Aluno acusado de se drogar em intercâmbio é indenizado

Um estudante que teve seu programa de intercâmbio para Bruxelas, Bélgica, interrompido por ter sido acusado de usar drogas, deve ganhar indenização. A decisão é da 9ª Câmara Cível do Tribunal do Rio Grande do Sul.

Para o tribunal, a empresa AFS Intercultura Brasil cometeu ato ilícito e não observou os limites impostos pela boa-fé ao aceitar suposta denúncia de consumo de drogas sem ter comprovação. Quem fez a denúncia foi a chamada “mãe” belga, que hospedou o estudante.

O estudante teria ligado para a sua mãe biológica dizendo que estava sofrendo assédio sexual por parte da mulher que o hospedava. A mãe avisou aos coordenadores do programa de intercâmbio de seu filho. A “mãe” belga ao ser questionada pela empresa, acusou o rapaz de usar drogas.

Mesmo com o resultado negativo de três testes toxicológicos, a AFS interrompeu o intercâmbio cultural após três meses do início. A viagem que deveria durar aproximadamente 12 meses, de 23 de agosto de 2001 a 10 de julho de 2002, foi interrompida em 22 de novembro de 2001, depois de três meses.

A reparação por danos materiais está arbitrada em 9/12 de US$ 6,5 mil. A conversão para moeda nacional segue a cotação do dia 26 de outubro, data do julgamento da apelação da empresa. A correção monetária será pelo IGP-M até o efetivo pagamento, com juros de mora de 6% ao ano, a contar da citação. Já a indenização por danos morais é de R$ 40 mil.

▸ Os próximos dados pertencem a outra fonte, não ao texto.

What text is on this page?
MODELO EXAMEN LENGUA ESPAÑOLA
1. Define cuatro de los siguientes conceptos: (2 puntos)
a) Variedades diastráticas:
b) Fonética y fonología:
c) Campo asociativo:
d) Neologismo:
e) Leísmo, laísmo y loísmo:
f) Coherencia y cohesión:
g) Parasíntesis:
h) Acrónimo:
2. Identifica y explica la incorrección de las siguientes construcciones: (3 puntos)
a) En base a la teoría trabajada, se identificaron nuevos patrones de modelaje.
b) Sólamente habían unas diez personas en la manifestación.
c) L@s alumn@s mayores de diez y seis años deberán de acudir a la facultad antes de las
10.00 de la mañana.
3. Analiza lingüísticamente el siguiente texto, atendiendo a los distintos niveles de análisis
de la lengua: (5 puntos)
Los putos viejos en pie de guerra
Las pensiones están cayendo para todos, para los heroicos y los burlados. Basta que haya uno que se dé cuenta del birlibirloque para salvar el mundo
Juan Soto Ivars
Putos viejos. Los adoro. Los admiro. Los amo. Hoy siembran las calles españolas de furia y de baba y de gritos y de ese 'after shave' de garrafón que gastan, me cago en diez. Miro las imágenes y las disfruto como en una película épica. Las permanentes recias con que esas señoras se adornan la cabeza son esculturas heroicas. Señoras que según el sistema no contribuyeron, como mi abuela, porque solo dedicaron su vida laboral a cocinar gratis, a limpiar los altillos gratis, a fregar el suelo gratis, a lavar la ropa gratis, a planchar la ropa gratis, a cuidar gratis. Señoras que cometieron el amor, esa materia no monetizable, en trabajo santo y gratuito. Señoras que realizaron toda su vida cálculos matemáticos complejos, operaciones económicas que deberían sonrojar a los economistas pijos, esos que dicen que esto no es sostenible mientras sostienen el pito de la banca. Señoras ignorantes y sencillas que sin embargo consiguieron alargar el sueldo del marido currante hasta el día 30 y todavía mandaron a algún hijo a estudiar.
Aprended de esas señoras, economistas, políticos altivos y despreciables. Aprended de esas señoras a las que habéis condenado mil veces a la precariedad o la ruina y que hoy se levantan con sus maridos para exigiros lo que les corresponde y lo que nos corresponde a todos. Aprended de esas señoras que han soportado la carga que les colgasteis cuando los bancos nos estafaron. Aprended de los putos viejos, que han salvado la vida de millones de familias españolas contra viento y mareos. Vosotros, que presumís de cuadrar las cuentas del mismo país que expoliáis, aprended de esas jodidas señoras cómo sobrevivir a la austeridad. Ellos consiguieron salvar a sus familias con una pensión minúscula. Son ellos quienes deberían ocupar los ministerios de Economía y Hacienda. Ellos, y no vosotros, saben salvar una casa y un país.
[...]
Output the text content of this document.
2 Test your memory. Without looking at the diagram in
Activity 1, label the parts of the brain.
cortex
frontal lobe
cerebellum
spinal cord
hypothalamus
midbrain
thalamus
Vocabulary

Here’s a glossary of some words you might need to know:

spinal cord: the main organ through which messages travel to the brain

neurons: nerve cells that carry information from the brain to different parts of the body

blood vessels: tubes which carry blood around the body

Para o desembargador Odone Sanguiné, houve assinatura do contrato de participação em intercâmbio submetida às regras do Código de Defesa do Consumidor. “Todavia, a ré não atendeu aos deveres secundários assumidos por ocasião do contrato, ao adotar uma postura de desconfiança perante o autor.”

“No caso, a repercussão do fato foi grave”, admitiu o desembargador, apontando que o jovem perdeu o ano letivo tanto na Bélgica quanto no Brasil. Há notícia nos autos, afirmou, de que ele angariou fama de drogado na sua cidade, pois todos sabiam do motivo de seu retorno ao Brasil antes mesmo de sua chegada.